L’Aquila, niente impresa contro la Samb

La doppietta di Tomassini (un gol per tempo) stende i rossoblù poco pericolosi. Fallita l’occasione per riaprire la stagione
SAN BENEDETTO DEL TRONTO. È il giorno di Sambenedettese- L’Aquila nel big match della giornata numero 13. Le due formazioni rossoblù s’incrociano in un Riviera delle Palme pieno zeppo di pubblico per il record di presenze stagionale all’interno dell’impianto marchigiano, uno dei più affascinanti dell’intera serie D nazionale. I 6.114 spettatori paganti (circa 700 gli aquilani), prima del fischio d’inizio, urlano un secco «no» all’unisono alla violenza sulle donne. Lauro costretto a seguire il match dalla tribuna causa squalifica con scelte obbligate legate alle decisioni del giudice sportivo con Sirri e Barberini appiedati dopo i rossi ricevuti all’Angelini di Chieti. Attacco affidato a Tomassini e Alessandro per il 4-4-2.
L’Aquila si affida ancora all’undici vittorioso contro l’Avezzano con Cappellacci in cerca di conferme dopo il suo percorso iniziato contro il Sora. La gara parte subito con la giusta freschezza e nei primi minuti subito due affondi sulla destra per entrambe: prima ci prova Banegas attorno al terzo minuto con Coco bravo alla presa a terra; poco dopo è Cardoni a far paura a Michielin, ma il destro è altissimo. All’8’ L’Aquila gestisce male un pallone e Scimia può partire in contropiede: il contatto al limite dell’area con Alessandretti è corretto e Recupero, fischietto leccese, lascia correre. L’Aquila non sta a guardare e al 14’ mette in apprensione la difesa marchigiana che, dopo una mischia furibonda, riesce a rifugiarsi in angolo. Dopo il corner è fulmineo il contropiede marchigiano, ma Alessandro trova Michielin reattivo sul destro. Al 23’ è super Michielin: dalla destra arriva il cross a favore di Battista che senza pensarci mira lo specchio. Il compasso del numero 12 aquilano si apre alla perfezione dicendo no al vantaggio locale. Col passare dei minuti L’Aquila tiene bene il campo gestendo il pallone nella metà campo avversaria, senza però mai impensierire la linea difensiva dei locali, fino al minuto 40 quando Battista sulla sinistra, imbeccato da un cambio gioco lungimirante di Arrigoni, lascia a Pagliari. Il classe 2004 vede l’incursione di Tomassini sulla destra, il piattone al volo del 9 va a morire all’angolino con Michielin che stavolta non può davvero farci nulla. Da qui al 47’ non succede più nulla. L’Aquila colpita e ferita nel momento in cui sembrava più equilibrata ma la Samb, di certo, ha fatto vedere qualcosa in più.
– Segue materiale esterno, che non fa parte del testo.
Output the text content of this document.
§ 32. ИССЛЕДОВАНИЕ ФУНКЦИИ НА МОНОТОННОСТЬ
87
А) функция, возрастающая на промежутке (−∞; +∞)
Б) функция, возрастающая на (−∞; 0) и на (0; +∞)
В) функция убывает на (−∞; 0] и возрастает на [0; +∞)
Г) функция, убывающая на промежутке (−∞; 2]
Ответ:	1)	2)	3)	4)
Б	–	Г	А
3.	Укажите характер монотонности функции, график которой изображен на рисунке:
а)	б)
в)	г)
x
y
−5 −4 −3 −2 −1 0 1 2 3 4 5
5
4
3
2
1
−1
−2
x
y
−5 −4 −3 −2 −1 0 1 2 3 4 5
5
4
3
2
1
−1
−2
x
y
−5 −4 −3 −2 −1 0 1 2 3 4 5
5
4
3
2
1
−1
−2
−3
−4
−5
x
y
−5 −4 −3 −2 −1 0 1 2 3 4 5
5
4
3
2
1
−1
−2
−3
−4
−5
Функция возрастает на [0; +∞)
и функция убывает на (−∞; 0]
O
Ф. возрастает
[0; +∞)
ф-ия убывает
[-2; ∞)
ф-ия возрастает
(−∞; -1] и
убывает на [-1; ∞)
In apertura di ripresa nessun cambio e Samb che, appena può, colpisce. Dalla sinistra arriva l’ennesimo traversone per Tomassini che di testa, sovrastando Tavoni, sigla il due a zero e la sua personalissima doppietta. L’Aquila prova a reagire, ma Banegas, al 9’, non trova il giro giusto col mancino, mandando di parecchio oltre lo specchio di Coco. Cappellacci allora decide di rivoluzionare la sua squadra cambiandone 4 in un solo slot al minuto 10: out Galesio, Bellardinelli, Tavoni e Carbonelli mettendo in campo Bacio Terracino, Lorenzoni, Pietropaolo e Alessandro. I minuti passano, le occasioni latitano. La Samb non ha bisogno di accelerare, L’Aquila dovrebbe, ma non riesce a farlo. Ci prova Bacio Terracino con uno spunto individuale, ma il tiro del 7 rossoblù fa dormire sonni tranquilli a Coco attorno al minuto 82. Da angolo, 2 minuti prima del 90’, ci prova Mantini di testa, ma anche in questa occasione mira e forza risultano sbagliate. Il resto della scena se lo prendono i tifosi: la Nord della Samb festeggia con la sciarpata mentre i Red Blue Eagles dimostrano il loro amore malgrado un’opaca prestazione offerta dai propri beniamini.